De onverwachte geallieerde aanval brengt Hermann letterlijk tussen twee vuren: dat van de vijand die niet zijn persoonlijke vijand is en dat van het Duitse leger dat hem, als gedwongen lid van de Hitlerjugend, tegen zijn wil in het leger heeft ingelijfd.

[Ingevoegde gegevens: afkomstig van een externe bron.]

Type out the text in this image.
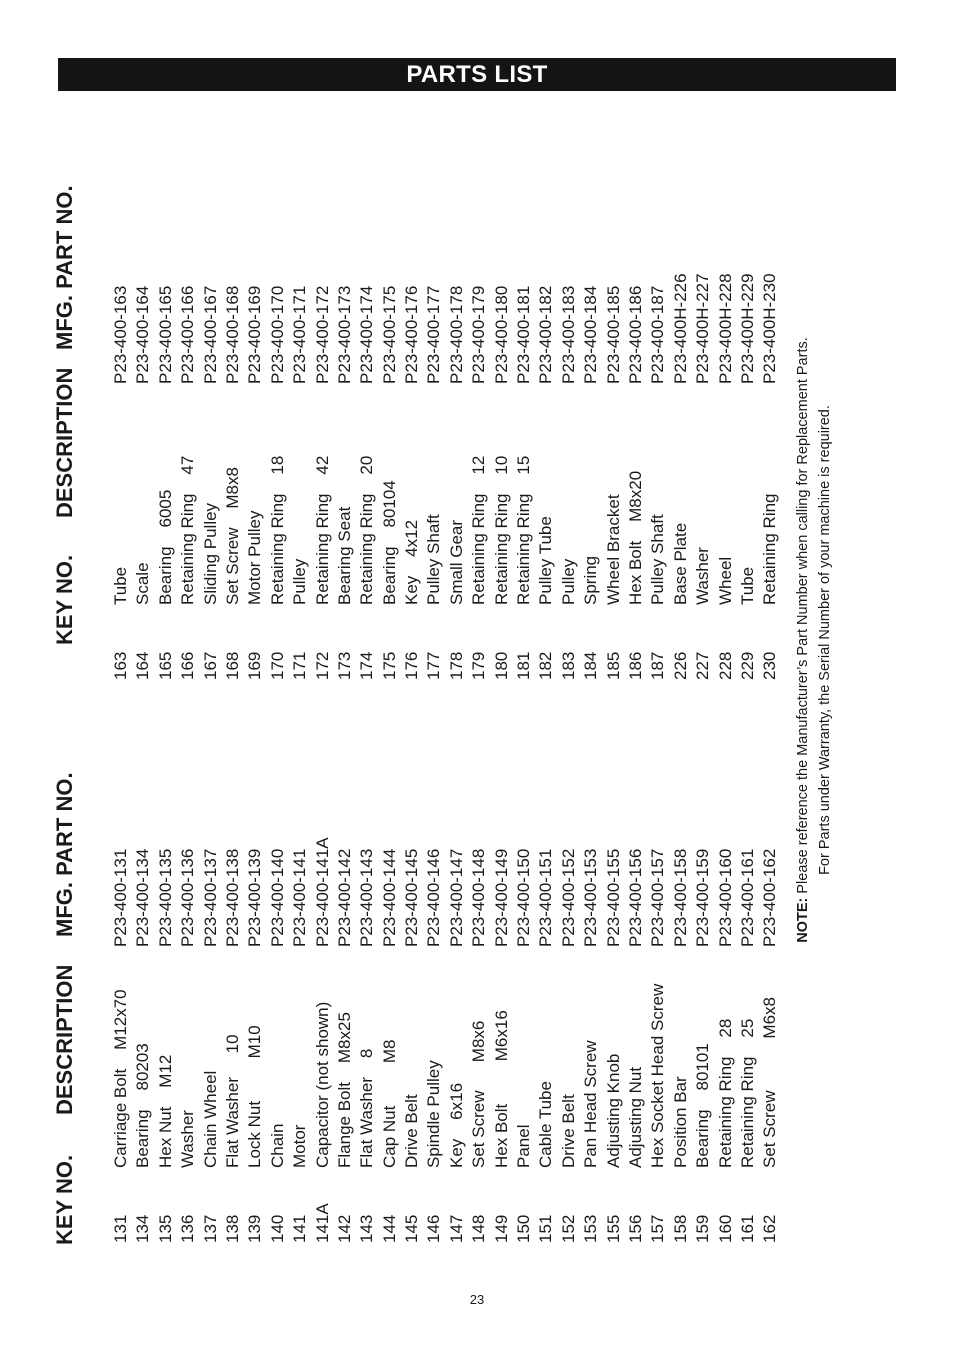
PARTS LIST
KEY NO.
DESCRIPTION
MFG. PART NO.
KEY NO.
DESCRIPTION
MFG. PART NO.
131
Carriage Bolt    M12x70
P23-400-131
134
Bearing    80203
P23-400-134
135
Hex Nut    M12
P23-400-135
136
Washer
P23-400-136
137
Chain Wheel
P23-400-137
138
Flat Washer     10
P23-400-138
139
Lock Nut         M10
P23-400-139
140
Chain
P23-400-140
141
Motor
P23-400-141
141A
Capacitor (not shown)
P23-400-141A
142
Flange Bolt    M8x25
P23-400-142
143
Flat Washer    8
P23-400-143
144
Cap Nut         M8
P23-400-144
145
Drive Belt
P23-400-145
146
Spindle Pulley
P23-400-146
147
Key    6x16
P23-400-147
148
Set Screw      M8x6
P23-400-148
149
Hex Bolt         M6x16
P23-400-149
150
Panel
P23-400-150
151
Cable Tube
P23-400-151
152
Drive Belt
P23-400-152
153
Pan Head Screw
P23-400-153
155
Adjusting Knob
P23-400-155
156
Adjusting Nut
P23-400-156
157
Hex Socket Head Screw
P23-400-157
158
Position Bar
P23-400-158
159
Bearing    80101
P23-400-159
160
Retaining Ring    28
P23-400-160
161
Retaining Ring    25
P23-400-161
162
Set Screw           M6x8
P23-400-162
163
Tube
P23-400-163
164
Scale
P23-400-164
165
Bearing    6005
P23-400-165
166
Retaining Ring    47
P23-400-166
167
Sliding Pulley
P23-400-167
168
Set Screw    M8x8
P23-400-168
169
Motor Pulley
P23-400-169
170
Retaining Ring    18
P23-400-170
171
Pulley
P23-400-171
172
Retaining Ring    42
P23-400-172
173
Bearing Seat
P23-400-173
174
Retaining Ring    20
P23-400-174
175
Bearing    80104
P23-400-175
176
Key    4x12
P23-400-176
177
Pulley Shaft
P23-400-177
178
Small Gear
P23-400-178
179
Retaining Ring    12
P23-400-179
180
Retaining Ring    10
P23-400-180
181
Retaining Ring    15
P23-400-181
182
Pulley Tube
P23-400-182
183
Pulley
P23-400-183
184
Spring
P23-400-184
185
Wheel Bracket
P23-400-185
186
Hex Bolt    M8x20
P23-400-186
187
Pulley Shaft
P23-400-187
226
Base Plate
P23-400H-226
227
Washer
P23-400H-227
228
Wheel
P23-400H-228
229
Tube
P23-400H-229
230
Retaining Ring
P23-400H-230
NOTE: Please reference the Manufacturer’s Part Number when calling for Replacement Parts. For Parts under Warranty, the Serial Number of your machine is required.
23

Hermann vlucht een kerk binnen. Het orgel in de gewijde ruimte doet hem de oorlog even vergeten. Als hij het instrument aanraakt weet hij het: dit is het orgel waarop hij zijn leven lang al wilde spelen. Hij neemt plaats achter het orgel en speelt. Het wordt een concert voor zichzelf en voor zijn vriend en medesoldaat Manfred Reifsche, het wonderkind op de piano. Herinneringen aan zijn jeugd vermengen zich met gedachten aan Manfred, die als deserteur omgekomen is voor het vuurpeloton. Terwijl buiten de oorlog in alle hevigheid woedt, levert Hermann een innerlijke strijd met een gebeurtenis die zijn jonge leven zo zwaar heeft getekend dat hij niet meer aan het noodlot kan ontkomen.
Het verhaal is gebaseerd op een ware gebeurtenis in het kleine dorp Velp bij Grave.